Embalagens e bicicletas. Tudo a ver.
0Embalagens e bicicletas são incapazes de provocar acidentes, lotar praias ou rios, emporcalhar cidades ou transgredir regras. Mas além disso, o que mais esses produtos têm em comum? Artigo de Hermes Contesini*.
Moro numa cidade pequena do Grande ABC, cercada de São Paulo por (quase) todos os lados.
Como em muitos outros lugares, a bicicleta vem sendo bastante privilegiada, com ciclofaixas exclusivas e pistas inteiras fechadas aos domingos nas principais vias. Tudo bem até aqui. Tudo bem, também, que as leis e regulamentos de trânsito beneficiem as bicicletas; de fato, elas são mais frágeis que motos, carros, ônibus e caminhões. O problema é que muitas dessas bicicletas resolvem não respeitar nada: faixa de pedestres (que não são respeitados sequer nas calçadas), semáforos fechados, suas próprias ciclovias, andam pela contramão, invadem pistas não reservadas, ignoram sinalização em geral – mesmo aquelas feitas para as bicicletas.

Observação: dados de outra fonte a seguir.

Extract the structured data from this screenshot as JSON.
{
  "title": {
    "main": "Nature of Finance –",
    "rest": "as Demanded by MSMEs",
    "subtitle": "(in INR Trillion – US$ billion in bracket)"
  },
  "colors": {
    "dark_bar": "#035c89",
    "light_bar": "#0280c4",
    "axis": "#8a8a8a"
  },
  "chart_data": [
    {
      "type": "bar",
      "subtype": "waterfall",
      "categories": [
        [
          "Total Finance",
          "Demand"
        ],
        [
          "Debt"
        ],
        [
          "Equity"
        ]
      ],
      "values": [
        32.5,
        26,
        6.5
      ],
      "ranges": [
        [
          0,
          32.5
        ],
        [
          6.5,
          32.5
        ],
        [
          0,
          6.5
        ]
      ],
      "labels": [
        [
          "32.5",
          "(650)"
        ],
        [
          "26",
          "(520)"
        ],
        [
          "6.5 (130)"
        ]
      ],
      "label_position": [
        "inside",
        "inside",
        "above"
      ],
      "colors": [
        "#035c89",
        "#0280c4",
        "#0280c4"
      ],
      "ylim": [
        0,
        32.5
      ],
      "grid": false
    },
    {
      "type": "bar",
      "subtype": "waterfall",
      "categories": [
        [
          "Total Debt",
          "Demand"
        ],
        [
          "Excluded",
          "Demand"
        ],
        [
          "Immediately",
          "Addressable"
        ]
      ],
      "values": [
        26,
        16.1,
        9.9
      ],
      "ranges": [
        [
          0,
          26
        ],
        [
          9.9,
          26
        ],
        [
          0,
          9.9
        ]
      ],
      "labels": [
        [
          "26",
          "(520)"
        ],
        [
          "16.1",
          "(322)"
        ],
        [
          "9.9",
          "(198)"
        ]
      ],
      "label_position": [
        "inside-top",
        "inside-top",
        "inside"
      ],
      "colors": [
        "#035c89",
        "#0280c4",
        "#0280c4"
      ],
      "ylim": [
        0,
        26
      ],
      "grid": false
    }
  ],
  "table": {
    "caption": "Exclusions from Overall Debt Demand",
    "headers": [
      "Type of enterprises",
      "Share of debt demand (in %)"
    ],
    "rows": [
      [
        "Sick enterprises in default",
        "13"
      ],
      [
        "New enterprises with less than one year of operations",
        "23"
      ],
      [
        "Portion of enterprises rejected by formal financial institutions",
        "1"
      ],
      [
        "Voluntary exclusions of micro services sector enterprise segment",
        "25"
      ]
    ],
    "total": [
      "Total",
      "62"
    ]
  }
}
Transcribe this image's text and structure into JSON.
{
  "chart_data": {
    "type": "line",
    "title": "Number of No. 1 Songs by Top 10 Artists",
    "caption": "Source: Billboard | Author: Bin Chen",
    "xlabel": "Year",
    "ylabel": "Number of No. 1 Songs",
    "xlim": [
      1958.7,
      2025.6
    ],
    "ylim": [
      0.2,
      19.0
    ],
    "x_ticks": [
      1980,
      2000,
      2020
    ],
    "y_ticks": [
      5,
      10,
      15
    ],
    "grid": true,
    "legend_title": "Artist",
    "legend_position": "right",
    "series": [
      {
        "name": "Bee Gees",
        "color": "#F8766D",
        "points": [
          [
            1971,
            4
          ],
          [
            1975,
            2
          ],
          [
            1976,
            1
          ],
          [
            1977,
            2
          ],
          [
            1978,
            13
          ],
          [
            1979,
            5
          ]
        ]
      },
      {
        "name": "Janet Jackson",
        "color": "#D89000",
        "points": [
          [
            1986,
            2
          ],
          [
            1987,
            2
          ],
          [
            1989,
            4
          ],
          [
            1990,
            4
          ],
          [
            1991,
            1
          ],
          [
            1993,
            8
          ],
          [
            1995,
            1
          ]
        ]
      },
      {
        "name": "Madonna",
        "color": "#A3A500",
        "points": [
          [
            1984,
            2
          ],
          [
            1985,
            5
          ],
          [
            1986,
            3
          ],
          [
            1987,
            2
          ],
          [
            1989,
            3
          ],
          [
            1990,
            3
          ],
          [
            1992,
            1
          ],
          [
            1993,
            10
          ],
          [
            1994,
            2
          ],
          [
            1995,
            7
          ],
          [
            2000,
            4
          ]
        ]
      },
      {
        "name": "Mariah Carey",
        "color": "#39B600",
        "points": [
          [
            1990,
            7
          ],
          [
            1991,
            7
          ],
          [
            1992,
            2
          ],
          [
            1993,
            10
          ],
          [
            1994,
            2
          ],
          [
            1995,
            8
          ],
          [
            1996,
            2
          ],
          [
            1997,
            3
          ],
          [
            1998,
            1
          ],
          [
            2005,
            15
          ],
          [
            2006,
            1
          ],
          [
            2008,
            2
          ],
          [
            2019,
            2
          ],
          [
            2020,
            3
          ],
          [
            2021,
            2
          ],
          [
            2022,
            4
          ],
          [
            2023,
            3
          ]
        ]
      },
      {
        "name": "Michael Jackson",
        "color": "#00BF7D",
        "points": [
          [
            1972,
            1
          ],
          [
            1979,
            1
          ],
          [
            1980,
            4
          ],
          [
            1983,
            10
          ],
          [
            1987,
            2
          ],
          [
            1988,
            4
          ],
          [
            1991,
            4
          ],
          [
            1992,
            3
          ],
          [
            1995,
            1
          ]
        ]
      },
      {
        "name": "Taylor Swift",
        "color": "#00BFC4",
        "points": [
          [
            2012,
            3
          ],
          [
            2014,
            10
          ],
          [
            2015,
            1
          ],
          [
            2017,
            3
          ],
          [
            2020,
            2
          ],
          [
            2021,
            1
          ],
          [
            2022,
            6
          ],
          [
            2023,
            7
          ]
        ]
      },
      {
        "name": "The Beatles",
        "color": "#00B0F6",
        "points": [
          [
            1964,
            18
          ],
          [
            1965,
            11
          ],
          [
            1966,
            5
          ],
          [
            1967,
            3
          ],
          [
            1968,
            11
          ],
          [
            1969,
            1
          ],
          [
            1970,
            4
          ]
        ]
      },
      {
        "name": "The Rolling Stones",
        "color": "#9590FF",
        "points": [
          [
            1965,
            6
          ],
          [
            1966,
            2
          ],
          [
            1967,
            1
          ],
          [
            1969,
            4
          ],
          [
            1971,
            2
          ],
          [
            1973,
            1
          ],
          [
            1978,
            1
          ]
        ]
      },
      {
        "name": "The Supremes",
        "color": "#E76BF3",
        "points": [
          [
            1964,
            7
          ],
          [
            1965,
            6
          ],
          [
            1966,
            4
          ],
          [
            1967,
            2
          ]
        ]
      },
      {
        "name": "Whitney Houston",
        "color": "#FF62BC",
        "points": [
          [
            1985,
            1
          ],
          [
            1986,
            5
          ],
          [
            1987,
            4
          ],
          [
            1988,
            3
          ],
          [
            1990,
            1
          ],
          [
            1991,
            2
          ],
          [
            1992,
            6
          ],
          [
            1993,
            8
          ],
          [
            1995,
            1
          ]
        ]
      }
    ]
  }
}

Obviamente não sou contra bicicletas, pelo contrário: temos as nossas em casa – e apreciamos a sensação de segurança que faixas exclusivas proporcionam. No entanto, a atitude temerária das bicicletas acaba provocando alguns conflitos e acidentes. Muitos fatais, infelizmente.
Normalmente pensamos no meio ambiente sendo contaminado por embalagens descartáveis, mas na verdade ele é contaminado pelas atitudes dos consumidores
Embalagens são similares a bicicletas num ponto: existem regras de uso para ambas. No caso das embalagens (inclusive aquelas que envolvem bicicletas) as empresas fabricantes de bens de consumo têm de garantir seu fluxo reverso. Para isso, os consumidores, verdadeiros donos das embalagens vazias, devem encaminhá-las para pontos de coleta seletiva ou entrega voluntária.
Necessariamente, embalagens devem ser recicláveis e recicladas. Ainda assim, vemos uma quantidade enorme de embalagens desrespeitando todas essas determinações, acomodando-se em lugares destinados a outros tipos de resíduos, bueiros, lixões a céu aberto ou aterros controlados, rios, mares e oceanos (esse, o destino da moda).
Bicicletas e embalagens tem mais um fator em comum: por si só, são incapazes de provocar acidentes, lotar praias ou rios, emporcalhar cidades ou transgredir regras. Para que isso aconteça, é necessário e imprescindível que o vetor chamado consumidor aja. Ele vai ao mercado, adquire produtos e os usa, descartando as embalagens de forma indevida. Assim, o ambiente vai sendo contaminado pelas atitudes dos consumidores e não pelos produtos em si – os tais resíduos sólidos urbanos.
Parece que há certa timidez em abordar o assunto. Afinal, foram décadas a fio ensinando a consumir. Abrir uma embalagem e consumir. Melindrar os chamados Shoppers, dando a eles o trabalho de separar resíduos, pode ser um tiro no pé… Assim como no caso dos ciclistas, que receberam direitos sem receber a devida informação sobre seus deveres na mesma proporção, os consumidores dos produtos embalados, envasados, acondicionados, frequentemente destinam suas embalagens aos lugares errados, inconscientes das suas obrigações.
O bom senso geral seria um bom remédio, mas não é exercido, pois o tal consumidor é um ser mimado: basta colocar aquilo que não tem mais utilidade para fora de casa e tudo desaparece, como num passe de mágica. Vira lixo. Caso exista coleta seletiva, não há punição para quem descumpra as regras de disposição dos resíduos. E la nave va…
Sem abordar o consumidor de forma mais incisiva, nenhum projeto, legislação ou sistema de coleta seletiva (alô municípios que ainda não cumprem a lei 12.305/10, a Política Nacional de Resíduos Sólidos) poderá resolver o que se convencionou chamar de “problemas causados pelas embalagens”. Afinal de contas, nem embalagens, tampouco bicicletas, são realmente culpadas pelo descaso geral que sofrem – a despeito dos benefícios que ambas efetivamente trazem.
*Hermes trabalha há 40 anos em comunicação. É fotógrafo, articulista, palestrante e autor: Adaptou Amar, Verbo Intransitivo, de Mario de Andrade, para o teatro; é autor do romance histórico Heranças da Alma.
Especialista em comunicação ambiental, ministrou aulas de Reciclagem na UFRJ, no Instituto de Embalagens e para cooperativas de catadores. Realizou mais de 500 palestras sobre embalagens e reciclagem. Trabalhou pela Lei da Politica Nacional de Resíduos Sólidos e teve participação ativa na construção do Acordo Setorial de Embalagens, que determina as obrigações ambientais dos fabricantes de bens de consumo.